III – Fundamentação de Facto
O Tribunal a quo, considerou a seguinte factualidade como provada, a qual aqui se reproduz:
A) A Autora é médica e exerce funções, desde 1 de Abril de 2013, na USFSL, ACES Vale Sousa Norte [cf. admissão por acordo];
B) Naquela data, a Autora assumiu, em substituição, a posição do médico Dr. PMRFS, que se havia aposentado naquela altura, tendo-se apercebido que, nesse mês de Abril de 2013, não apresentava o número de utentes necessário para perfazer as 1917 unidades ponderadas [cf. admissão por acordo; documento n.º 1 junto com a petição inicial e informação anexa ao despacho de 8 de Fevereiro de 2014 constante do processo administrativo digitalizado];
C) A partir de 1 de Maio de 2013 em diante, a Autora passou a registar um número de unidades ponderadas por médico de família superior a 1917, as quais, além do mais, se cifraram no mês de Julho de 2013 em 2095 unidades ponderadas e no mês de Outubro de 2013 em 2229 unidades ponderadas [cf. admissão por acordo; documentos n.º 2 a 11 juntos com a petição inicial, cujo teor ora se dá por integralmente reproduzido];
D) A atualização das unidades ponderadas da Autora apenas foi efetuada pelo Réu em Janeiro de 2014 e tendo por referência apenas 7 unidades contratualizadas [cf. admissão por acordo; recibos de vencimento juntos como documentos n.ºs 12 a 36 da petição inicial, cujo teor ora se dá por integralmente reproduzido].

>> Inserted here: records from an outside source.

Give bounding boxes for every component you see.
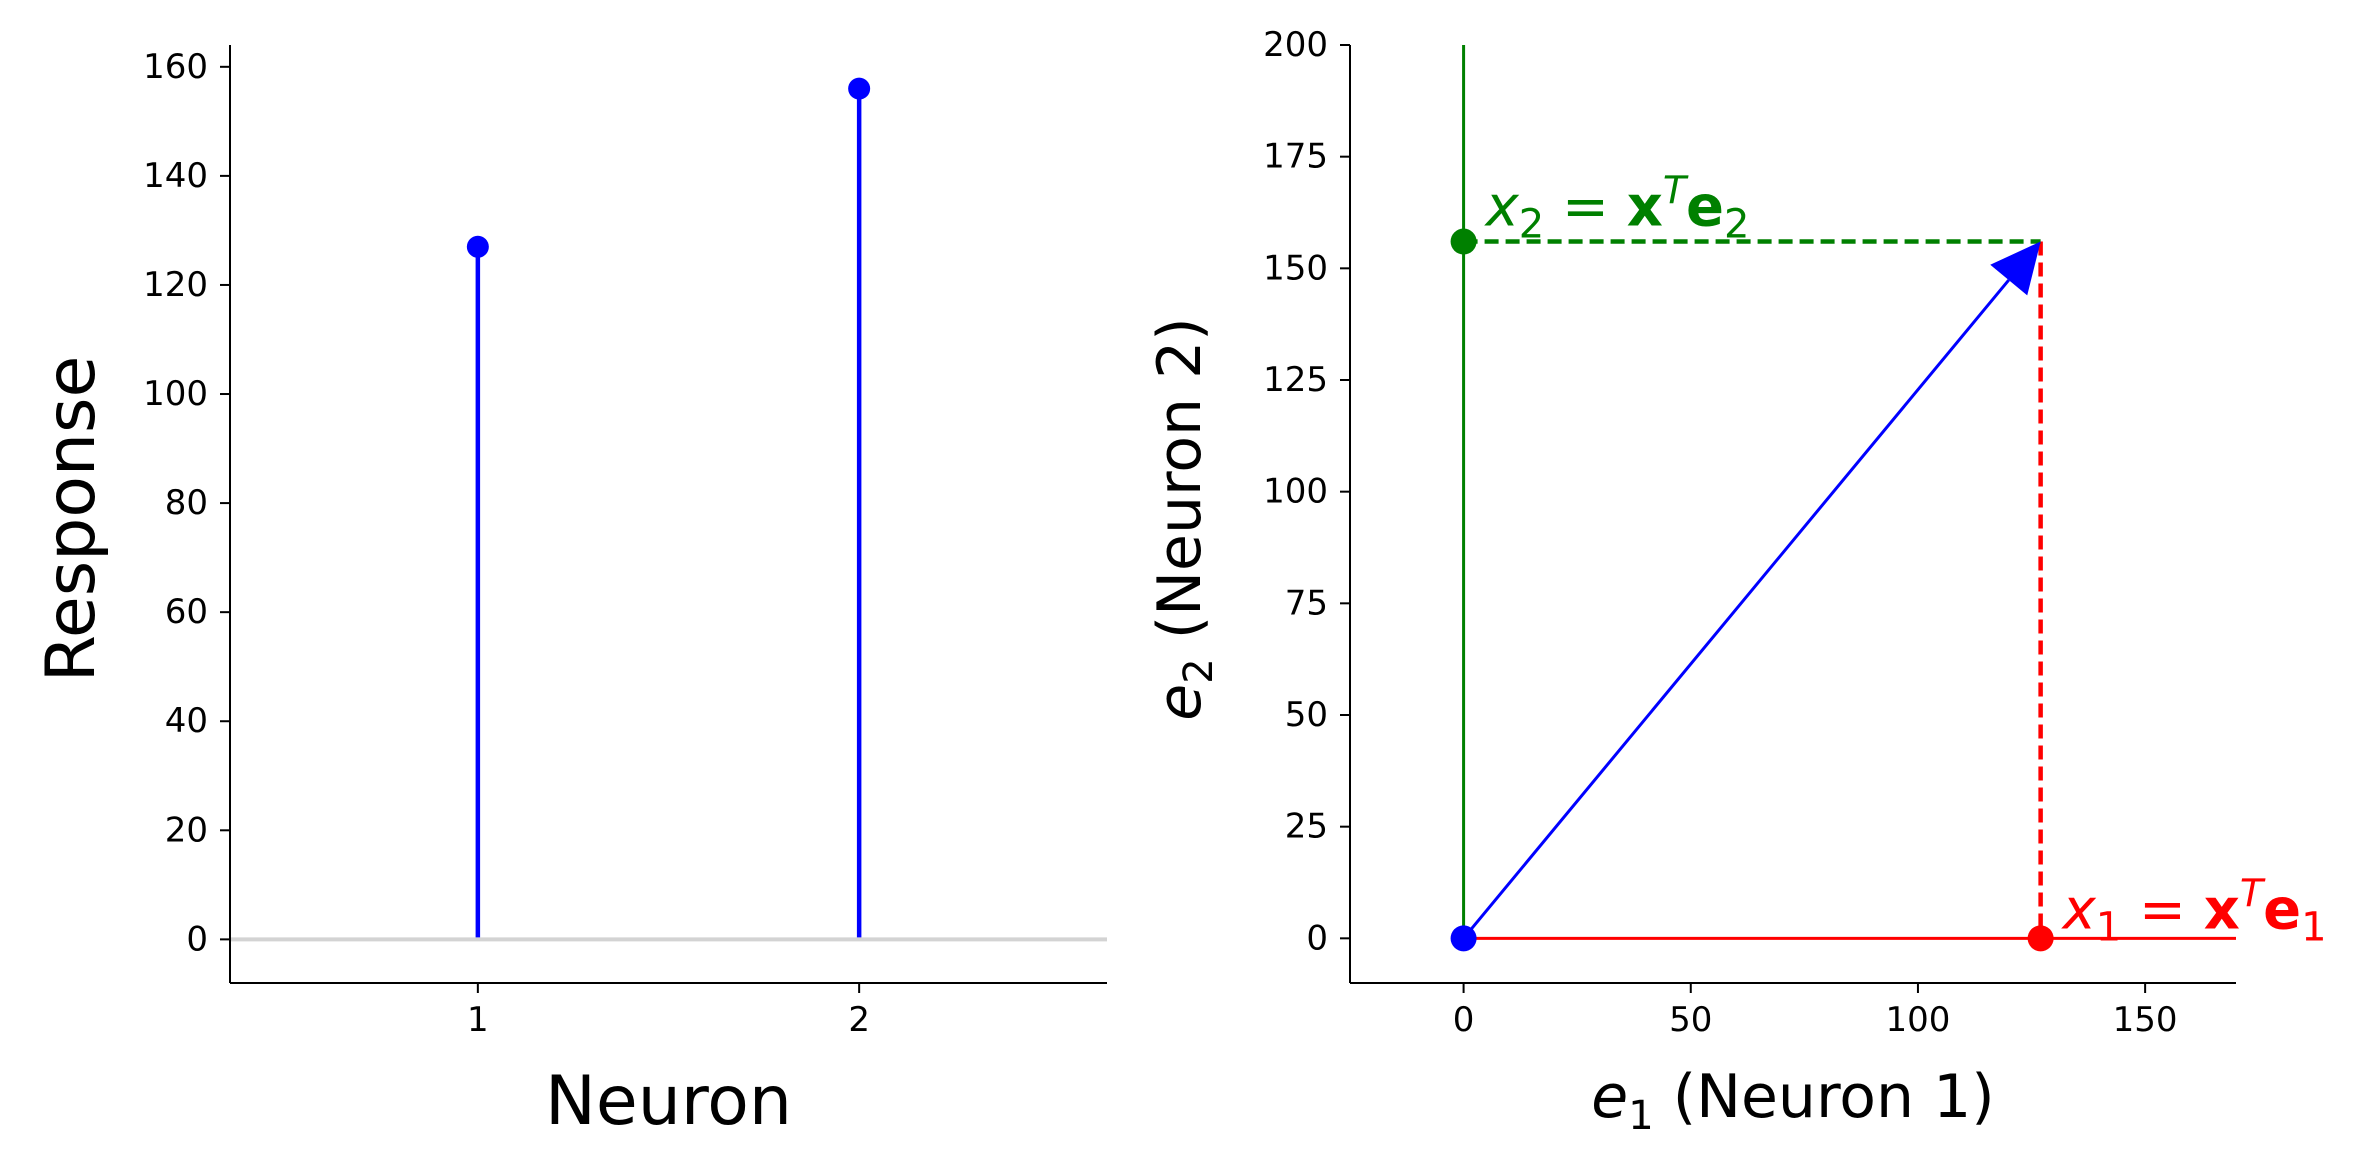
x1-annotation: x1 = xTe1 bbox=[2061, 871, 2327, 950]
y-tick-label: 100 bbox=[1263, 472, 1328, 512]
x-tick-label: 150 bbox=[2113, 1000, 2178, 1040]
x1-projection-point bbox=[2027, 925, 2054, 952]
y-axis-label: Response bbox=[32, 356, 111, 683]
x1-annotation-bold2: e bbox=[2263, 877, 2301, 942]
y-axis-label-symbol: e bbox=[1145, 684, 1215, 721]
y-tick-label: 140 bbox=[143, 156, 208, 196]
y-tick-label: 40 bbox=[165, 701, 208, 741]
origin-point bbox=[1450, 925, 1477, 952]
x-axis-label-subscript: 1 bbox=[1628, 1093, 1653, 1139]
x-tick-label: 2 bbox=[848, 1000, 870, 1040]
y-tick-label: 200 bbox=[1263, 25, 1328, 65]
x-axis-label-text: (Neuron 1) bbox=[1654, 1062, 1995, 1132]
x-axis-label: Neuron bbox=[545, 1062, 792, 1141]
x2-annotation-var: x bbox=[1484, 175, 1520, 240]
y-tick-label: 50 bbox=[1285, 695, 1328, 735]
y-tick-label: 20 bbox=[165, 810, 208, 850]
x2-annotation-eq: = bbox=[1544, 175, 1627, 240]
x2-annotation-sub2: 2 bbox=[1724, 202, 1749, 248]
x2-annotation-bold: x bbox=[1627, 175, 1663, 240]
x-tick-label: 0 bbox=[1453, 1000, 1475, 1040]
x-tick-label: 50 bbox=[1669, 1000, 1712, 1040]
y-tick-label: 120 bbox=[143, 265, 208, 305]
stem-marker-2 bbox=[848, 77, 871, 100]
y-tick-label: 175 bbox=[1263, 137, 1328, 177]
y-axis-label: e2 (Neuron 2) bbox=[1145, 317, 1222, 720]
x1-annotation-sub2: 1 bbox=[2301, 904, 2326, 950]
x2-projection-point bbox=[1450, 228, 1477, 255]
left-panel-stem-chart: 0 20 40 60 80 100 120 140 160 1 2 Neuron Response bbox=[32, 45, 1107, 1141]
y-tick-label: 0 bbox=[1306, 918, 1328, 958]
vector-arrow-head bbox=[1990, 241, 2041, 296]
stem-marker-1 bbox=[466, 235, 489, 258]
x1-annotation-var: x bbox=[2061, 877, 2097, 942]
y-tick-label: 80 bbox=[165, 483, 208, 523]
x2-annotation-bold2: e bbox=[1686, 175, 1724, 240]
x2-annotation-sup: T bbox=[1663, 169, 1689, 213]
y-tick-label: 25 bbox=[1285, 807, 1328, 847]
x1-annotation-sup: T bbox=[2240, 871, 2266, 915]
x-tick-label: 1 bbox=[467, 1000, 489, 1040]
x-tick-label: 100 bbox=[1885, 1000, 1950, 1040]
x1-annotation-sub: 1 bbox=[2096, 904, 2121, 950]
x2-annotation: x2 = xTe2 bbox=[1484, 169, 1750, 248]
y-tick-label: 0 bbox=[186, 919, 208, 959]
y-tick-label: 125 bbox=[1263, 360, 1328, 400]
x1-annotation-eq: = bbox=[2121, 877, 2204, 942]
x1-annotation-bold: x bbox=[2204, 877, 2240, 942]
x2-annotation-sub: 2 bbox=[1519, 202, 1544, 248]
y-axis-label-text: (Neuron 2) bbox=[1145, 317, 1215, 658]
y-axis-label-subscript: 2 bbox=[1176, 658, 1222, 683]
y-tick-label: 100 bbox=[143, 374, 208, 414]
y-tick-label: 60 bbox=[165, 592, 208, 632]
y-tick-label: 150 bbox=[1263, 248, 1328, 288]
y-tick-label: 75 bbox=[1285, 583, 1328, 623]
y-tick-label: 160 bbox=[143, 47, 208, 87]
x-axis-label: e1 (Neuron 1) bbox=[1591, 1062, 1994, 1139]
x-axis-label-symbol: e bbox=[1591, 1062, 1628, 1132]
vector-arrow-shaft bbox=[1462, 279, 2010, 940]
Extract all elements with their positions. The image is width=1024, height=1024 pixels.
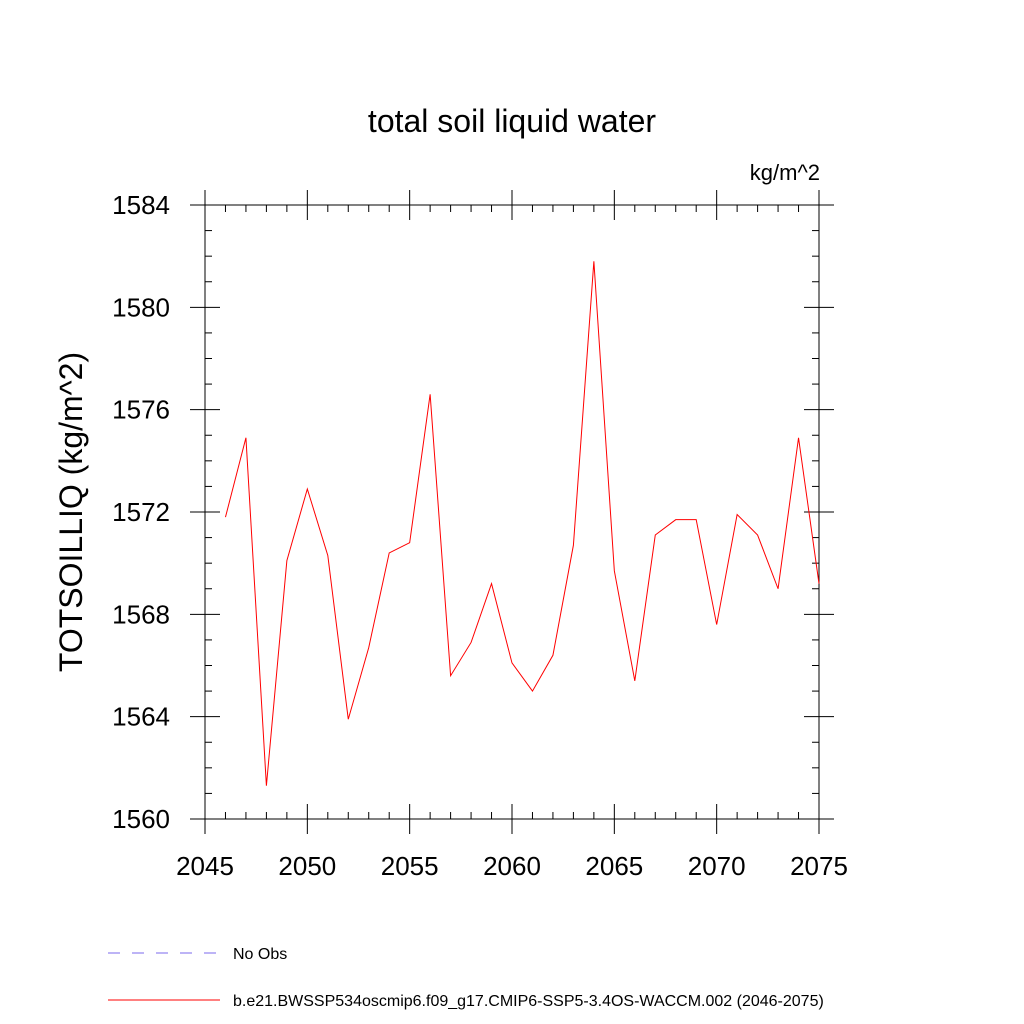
x-tick-label: 2075	[790, 851, 848, 881]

E) No mês de Abril de 2014, a Autora registou 2337 unidades ponderadas [cf. admissão por acordo; documento n.º 7 junto com a petição inicial];
F) A Autora tomou conhecimento que a Dra. FNS e a Dra. JIN, médicas na USFSL receberam, respetivamente, nos meses de Novembro de 2014 e Abril de 2014, o equivalente a 14 unidades contratualizadas relativas ao desenvolvimento de atividades específicas [cf. recibo em documento n.º 35 junto com a petição inicial e recibo de fls. 357 do SITAF; cf. impressões constantes do processo administrativo digitalizado correspondentes aos meses de Abril a Dezembro de 2013, cujo teor ora se dá por integralmente reproduzido];
G) Com data de 5 de Maio de 2014, o Réu elaborou um documento designado de “Carta de Compromisso”, a que se refere o artigo 29.º do Decreto-Lei n.º 298/2007, de 22 de Agosto onde se contratualizou o desenvolvimento de atividades específicas na USFSL [cf. cópia de fls. 249 e seguintes do SITAF];
H) A partir de 1 de Fevereiro de 2015, o Réu procedeu à atualização das unidades contratualizadas da Autora e ao pagamento do correspondente a 12 unidades contratualizadas a título de compensação pelo desenvolvimento de atividades específicas [cf. admissão por acordo; recibos de fls. 163 e seguintes do SITAF];
I) Com data de 14 de Abril de 2015, o Réu elaborou, com a participação da Autora, um documento designado de “Reunião de contratualização”, do qual consta, além do mais, que “a ARS deve assegurar o cálculo e a atribuição atempada dos suplementos e compensações pelo desempenho aos profissionais da USF, realçando: i. a compensação associada às atividades específicas, a médicos (…) Anexo II – Compromisso Assistencial contratualizado (…) B – Carteira Básica de Serviços 1 – Contratualização de atividades específicas (artigos 6.º, n.º 3, alínea c) e 29.º, n.º 2, do DL n.º 298/2007, de 22 de Agosto) (…)” [cf. cópia de fls. 249 e seguintes do SITAF].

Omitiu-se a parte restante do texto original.